The dataset repository contains two sub-datasets which include 23000 articles from different publications. In our research, we used different content files containing the title and description of an article. Initially, we preprocessed to clean the websites’ text, email addresses, and punctuation and converted the text into lowercase. Then, we used the function that removes all stop words from the text. Afterward, we used the data from the content and text columns because other columns were not required. The next step was to tokenize the words, which is a process to make the text a useful word. After preprocessing, we did feature extraction to extract useful features for classifiers.

4.6 Feature Extraction

In ML or NLP, to solve any text base problem, it needs to convert into a form that can be demonstrated. The ML models do not work with raw datasets, and the text needs to be converted into numbers to apply classification. This type of text conversion is called text classification. We used different techniques to extract valuable features in content.

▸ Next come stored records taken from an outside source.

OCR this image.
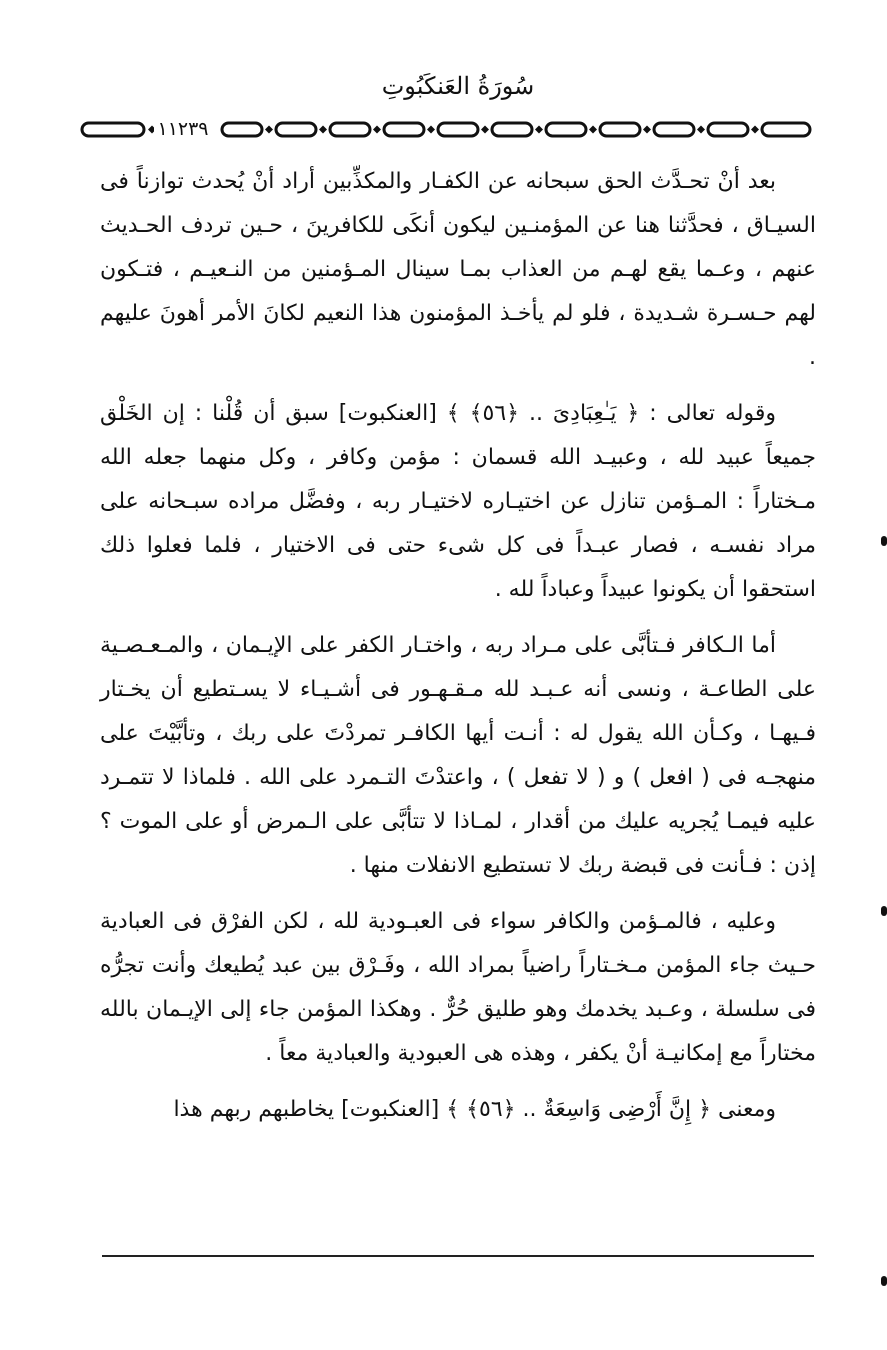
سُورَةُ العَنكَبُوتِ
١١٢٣٩

بعد أنْ تحـدَّث الحق سبحانه عن الكفـار والمكذِّبين أراد أنْ يُحدث توازناً فى السيـاق ، فحدَّثنا هنا عن المؤمنـين ليكون أنكَى للكافرينَ ، حـين تردف الحـديث عنهم ، وعـما يقع لهـم من العذاب بمـا سينال المـؤمنين من النـعيـم ، فتـكون لهم حـسـرة شـديدة ، فلو لم يأخـذ المؤمنون هذا النعيم لكانَ الأمر أهونَ عليهم .

وقوله تعالى : ﴿ يَـٰعِبَادِىَ .. ﴿٥٦﴾ ﴾ [العنكبوت] سبق أن قُلْنا : إن الخَلْق جميعاً عبيد لله ، وعبيـد الله قسمان : مؤمن وكافر ، وكل منهما جعله الله مـختاراً : المـؤمن تنازل عن اختيـاره لاختيـار ربه ، وفضَّل مراده سبـحانه على مراد نفسـه ، فصار عبـداً فى كل شىء حتى فى الاختيار ، فلما فعلوا ذلك استحقوا أن يكونوا عبيداً وعباداً لله .

أما الـكافر فـتأبَّى على مـراد ربه ، واختـار الكفر على الإيـمان ، والمـعـصـية على الطاعـة ، ونسى أنه عـبـد لله مـقـهـور فى أشـيـاء لا يسـتطيع أن يخـتار فـيهـا ، وكـأن الله يقول له : أنـت أيها الكافـر تمردْتَ على ربك ، وتأبَّيْتَ على منهجـه فى ( افعل ) و ( لا تفعل ) ، واعتدْتَ التـمرد على الله . فلماذا لا تتمـرد عليه فيمـا يُجريه عليك من أقدار ، لمـاذا لا تتأبَّى على الـمرض أو على الموت ؟ إذن : فـأنت فى قبضة ربك لا تستطيع الانفلات منها .

وعليه ، فالمـؤمن والكافر سواء فى العبـودية لله ، لكن الفرْق فى العبادية حـيث جاء المؤمن مـخـتاراً راضياً بمراد الله ، وفَـرْق بين عبد يُطيعك وأنت تجرُّه فى سلسلة ، وعـبد يخدمك وهو طليق حُرٌّ . وهكذا المؤمن جاء إلى الإيـمان بالله مختاراً مع إمكانيـة أنْ يكفر ، وهذه هى العبودية والعبادية معاً .

ومعنى ﴿ إِنَّ أَرْضِى وَاسِعَةٌ .. ﴿٥٦﴾ ﴾ [العنكبوت] يخاطبهم ربهم هذا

We use different Bag Of Words (BOW) techniques for feature extraction for our model. BOW is a popular method used for feature extraction on the content dataset. We can characterize a verdict as a BOW vector. We first build a vocabulary from all unique words in the dataset, take each of them, and mark their existence. We used N-gram because our dataset is very large, and the vocabulary size increased. The corpus is very large, and the length of the vector contains many positions; hence to decrease vocabulary, we converted the data to the vocabulary of grouped words by using N-gram. This allows the BOW to capture a bit more meaning from the document. We used three different feature extraction methods HV, CV, and TF-IDF. TF-IDF [41] is the calculation of the dot product of TF, and IDF, TF is the counting of the occurrence of the word in the current article, and IDF Illustrations how a term is relevant. It is a marking of how infrequent the word is across the article. CV [42] is used to alter a group of text documents to a vector of term token counts. HV is a well-organized way of mapping terms to features, every token straight map to a column location in a matrix.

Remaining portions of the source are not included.